The Orbweavers: The Distant Call Of Home
By Sophie in News | 0 comments
“When the sun is rising east, won’t you think of me dear Mary;
For the same sun will be setting where I lie on distant shore.
Every letter you have sent I keep folded to my chest
And I read them in the evening when the shells are laid to rest,
And it heartens me to learn that you wait for our return
From hearth to trench so far away, watching waiting day by day;
The distant call of home” – THE ORBWEAVERS
Melbourne band The Orbweavers have released their song, “The Distant Call of Home”, via iTunes with a release date to coincide with Remembrance Day, recalling the end of hostilities of World War I on this date in 1918. Click the link above to purchase via iTunes.
“The Distant Call of Home” was the evocative theme song for “The War That Changed Us”, a dramatised documentary series broadcast on ABC1 in August and September 2014, to mark the centenary of the beginning of the First World War.
Click below to watch the video, featuring The Orbweavers’ Marita Dyson and footage from the series:
Written by Marita Dyson and Stuart Flanagan of The Orbweavers, “The Distant Call of Home” was especially commissioned for “The War That Changed Us”, and Marita Dyson’s exquisite voice featured prominently throughout the four episodes of the series, singing old songs from the World War I period, such as “‘Sing Me To Sleep”, “Good-Byee” and “Oh! It’s A Lovely War”.
Marita Dyson and Stuart Flanagan reflect that learning and recording traditional World War I songs for the soundtrack, and then writing an original theme song, was an extraordinary experience for them as musicians. “We stood at the gate of our house and looked down the street, imagining what family or a loved one would have felt in the same place, 100 years ago, waiting for news”, Dyson recalled. “We thought about the Australian landscape of home, the sound and light – a tangible environment across time. Themes of time and distance became our focus; the rising of the sun in Australia signalling nightfall in trenches across the other side of the world — the sun as a link between people and places thousands of miles apart.”

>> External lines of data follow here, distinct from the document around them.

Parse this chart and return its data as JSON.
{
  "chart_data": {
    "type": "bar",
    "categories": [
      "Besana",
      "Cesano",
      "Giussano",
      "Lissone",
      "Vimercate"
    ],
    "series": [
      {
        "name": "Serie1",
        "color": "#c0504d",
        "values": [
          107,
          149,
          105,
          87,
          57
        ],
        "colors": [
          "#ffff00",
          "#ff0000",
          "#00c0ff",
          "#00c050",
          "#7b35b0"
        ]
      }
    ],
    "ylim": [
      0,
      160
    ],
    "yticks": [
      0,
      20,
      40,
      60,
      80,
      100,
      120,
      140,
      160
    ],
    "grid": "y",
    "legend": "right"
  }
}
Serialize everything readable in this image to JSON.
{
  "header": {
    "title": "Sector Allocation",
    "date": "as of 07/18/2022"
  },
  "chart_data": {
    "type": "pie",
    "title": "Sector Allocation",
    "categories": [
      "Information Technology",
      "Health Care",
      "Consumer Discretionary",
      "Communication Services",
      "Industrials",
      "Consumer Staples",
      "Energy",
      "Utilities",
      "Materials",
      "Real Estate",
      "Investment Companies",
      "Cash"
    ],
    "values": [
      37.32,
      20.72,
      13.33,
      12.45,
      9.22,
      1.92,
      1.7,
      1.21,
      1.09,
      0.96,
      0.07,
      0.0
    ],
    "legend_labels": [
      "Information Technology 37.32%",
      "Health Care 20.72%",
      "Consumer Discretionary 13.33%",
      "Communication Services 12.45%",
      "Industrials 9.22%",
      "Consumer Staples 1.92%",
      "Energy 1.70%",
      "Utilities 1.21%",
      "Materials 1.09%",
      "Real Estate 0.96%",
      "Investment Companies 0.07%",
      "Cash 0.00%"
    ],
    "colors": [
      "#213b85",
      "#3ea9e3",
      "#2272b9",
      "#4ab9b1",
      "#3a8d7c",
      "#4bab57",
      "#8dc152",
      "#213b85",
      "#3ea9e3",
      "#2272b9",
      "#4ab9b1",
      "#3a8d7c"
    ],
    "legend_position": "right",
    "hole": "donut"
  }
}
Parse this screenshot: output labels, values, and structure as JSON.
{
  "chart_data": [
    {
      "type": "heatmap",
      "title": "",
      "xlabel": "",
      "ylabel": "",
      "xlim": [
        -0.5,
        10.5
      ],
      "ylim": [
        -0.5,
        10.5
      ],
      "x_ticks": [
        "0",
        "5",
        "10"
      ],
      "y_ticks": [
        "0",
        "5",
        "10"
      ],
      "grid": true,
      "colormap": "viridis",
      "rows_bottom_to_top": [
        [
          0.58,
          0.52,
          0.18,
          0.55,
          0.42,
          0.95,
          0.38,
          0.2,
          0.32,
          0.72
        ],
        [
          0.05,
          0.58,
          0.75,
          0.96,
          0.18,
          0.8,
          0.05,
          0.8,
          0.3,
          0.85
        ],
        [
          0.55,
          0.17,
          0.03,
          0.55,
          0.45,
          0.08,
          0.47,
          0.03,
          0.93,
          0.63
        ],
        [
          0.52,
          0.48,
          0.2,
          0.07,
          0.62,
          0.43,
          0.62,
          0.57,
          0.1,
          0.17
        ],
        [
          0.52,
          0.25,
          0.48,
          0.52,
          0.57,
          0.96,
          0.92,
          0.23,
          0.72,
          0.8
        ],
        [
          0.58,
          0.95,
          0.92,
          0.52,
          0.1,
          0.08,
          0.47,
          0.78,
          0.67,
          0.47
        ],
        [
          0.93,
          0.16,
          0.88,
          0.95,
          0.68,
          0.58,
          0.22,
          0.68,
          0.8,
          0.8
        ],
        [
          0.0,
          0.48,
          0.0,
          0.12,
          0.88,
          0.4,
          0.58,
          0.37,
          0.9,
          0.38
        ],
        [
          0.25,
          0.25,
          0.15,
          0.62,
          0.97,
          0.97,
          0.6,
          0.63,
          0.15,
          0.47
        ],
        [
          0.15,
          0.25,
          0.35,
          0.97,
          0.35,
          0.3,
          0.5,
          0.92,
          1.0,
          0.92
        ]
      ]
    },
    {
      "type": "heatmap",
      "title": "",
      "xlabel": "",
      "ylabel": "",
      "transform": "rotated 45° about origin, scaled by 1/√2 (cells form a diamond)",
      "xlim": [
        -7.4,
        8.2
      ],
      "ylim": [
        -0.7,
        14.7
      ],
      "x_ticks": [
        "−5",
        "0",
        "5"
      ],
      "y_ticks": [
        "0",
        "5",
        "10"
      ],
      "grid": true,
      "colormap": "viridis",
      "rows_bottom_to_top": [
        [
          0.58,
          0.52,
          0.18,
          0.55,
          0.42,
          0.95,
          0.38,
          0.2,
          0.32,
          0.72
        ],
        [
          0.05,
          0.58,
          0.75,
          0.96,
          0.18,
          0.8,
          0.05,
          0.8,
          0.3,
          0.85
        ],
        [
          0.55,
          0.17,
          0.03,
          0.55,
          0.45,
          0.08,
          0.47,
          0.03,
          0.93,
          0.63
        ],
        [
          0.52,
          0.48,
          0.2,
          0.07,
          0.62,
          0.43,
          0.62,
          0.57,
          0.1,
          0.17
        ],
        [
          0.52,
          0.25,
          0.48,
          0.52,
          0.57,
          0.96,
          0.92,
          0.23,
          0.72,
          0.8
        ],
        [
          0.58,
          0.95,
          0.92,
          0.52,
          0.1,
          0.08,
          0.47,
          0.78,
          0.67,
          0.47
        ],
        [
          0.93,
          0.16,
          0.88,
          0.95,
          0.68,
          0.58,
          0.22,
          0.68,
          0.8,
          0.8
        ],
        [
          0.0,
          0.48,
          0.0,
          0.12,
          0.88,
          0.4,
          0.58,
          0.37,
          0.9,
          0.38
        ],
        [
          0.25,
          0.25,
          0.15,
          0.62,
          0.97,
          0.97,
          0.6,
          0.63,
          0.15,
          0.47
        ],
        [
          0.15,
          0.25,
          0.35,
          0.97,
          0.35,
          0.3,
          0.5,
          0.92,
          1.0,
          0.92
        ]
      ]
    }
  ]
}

The Orbweavers are one of Melbourne’s most loved bands, and one of the best kept secrets of Australian contemporary music. Drawing on a love of history and science, The Orbweavers charm audiences with their evocative songs which tell stories of Melbourne’s creeks & quarries (“Merri”), greyhounds (“You Can Run – Fern’s Theme”), textile mills, industrial landmarks (“Match Factory”) and historic sewerage pumping stations (“Spotswood”). Writer Ben Eltham called their song “Spotswood” “The best song written about Melbourne since Paul Kelly’s From St Kilda to Kings Cross”, and Paul Kelly himself declared, “This song is so beautiful it hurts.” Having been singled out for a special commendation in the Australian Music Prize for their 2011 album Loom, The Orbweavers are currently recording their next album in their home studio in Melbourne’s inner north and will perform at Port Fairy Folk Festival in March 2015.